Down the road, U.S. officials raised similar charges against the Assad regime bombing non-Islamist rebels “in support of ISIL’s advance on Aleppo,” in practice supporting the terror group push back the Syrian opposition fighting the Assad regime.

Iran considers its support for terrorist and extremist groups, Shiites and Sunnis alike, through a perspective of convenience. From Hamas to Taliban, to the Lebanese Hezbollah and Shiite militias in Syria, Iraq and the Houthis in Yemen, Iran supports and backs groups precisely acting and pursuing its interests in specific areas of the Middle East.

Iranian opposition leader Maryam Rajavi, president of the National Council of Resistance of Iran, an umbrella group of entities including the People’s Mojahedin Organization of Iran seeking peaceful regime change in Iran, recently warned of Tehran’s meddling across the region.

“The regime in Tehran is the source of crisis in the region and killings in Syria; it has played the greatest role in the expansion and continuation of ISIS. Peace and tranquility in the region can only be achieved by evicting this regime from the region,” she said in a statement.

Such a relationship with the Afghan Taliban reveals the bogus nature of Iran’s claims of fighting terrorism and ISIS in Syria and Iraq.

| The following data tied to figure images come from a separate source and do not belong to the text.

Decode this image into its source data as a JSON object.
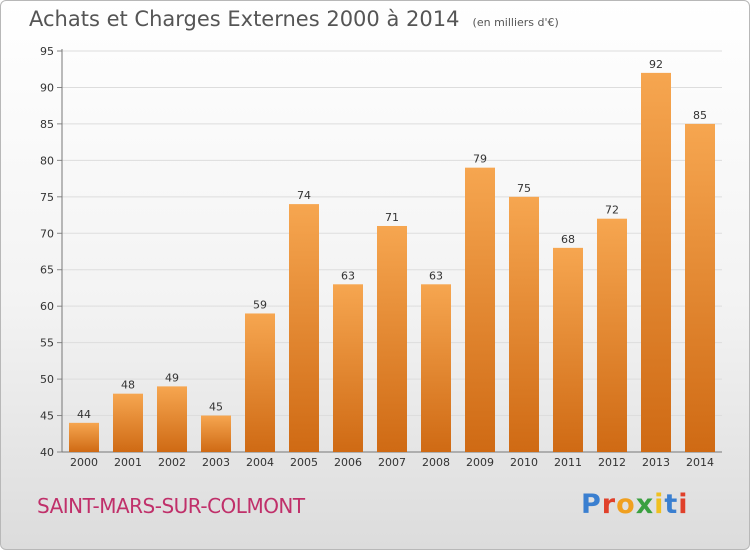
{
  "title": "Achats et Charges Externes 2000 à 2014",
  "subtitle": "(en milliers d'€)",
  "commune": "SAINT-MARS-SUR-COLMONT",
  "logo": {
    "letters": [
      "P",
      "r",
      "o",
      "x",
      "i",
      "t",
      "i"
    ],
    "colors": [
      "#3a7fd0",
      "#e0402a",
      "#f0a020",
      "#3aa040",
      "#f0c020",
      "#3a7fd0",
      "#e0402a"
    ]
  },
  "colors": {
    "bar_top": "#f6a650",
    "bar_bottom": "#cf6a14",
    "title": "#555555",
    "commune": "#c0306a"
  },
  "chart_data": {
    "type": "bar",
    "categories": [
      "2000",
      "2001",
      "2002",
      "2003",
      "2004",
      "2005",
      "2006",
      "2007",
      "2008",
      "2009",
      "2010",
      "2011",
      "2012",
      "2013",
      "2014"
    ],
    "values": [
      44,
      48,
      49,
      45,
      59,
      74,
      63,
      71,
      63,
      79,
      75,
      68,
      72,
      92,
      85
    ],
    "ylim": [
      40,
      95
    ],
    "yticks": [
      40,
      45,
      50,
      55,
      60,
      65,
      70,
      75,
      80,
      85,
      90,
      95
    ],
    "grid": true,
    "xlabel": "",
    "ylabel": ""
  }
}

In Afghanistan, we have to admit Iran is in fact supporting the Taliban and essentially destabilizing a state and government supported by the West, and the international community as a whole.

Iran has most likely, as forecasted by U.S. Secretary of State John Kerry, used billions of previously sanctioned money released as a result of the Iranian nuclear deal to boost its efforts in supporting terrorism and insecurity across the region.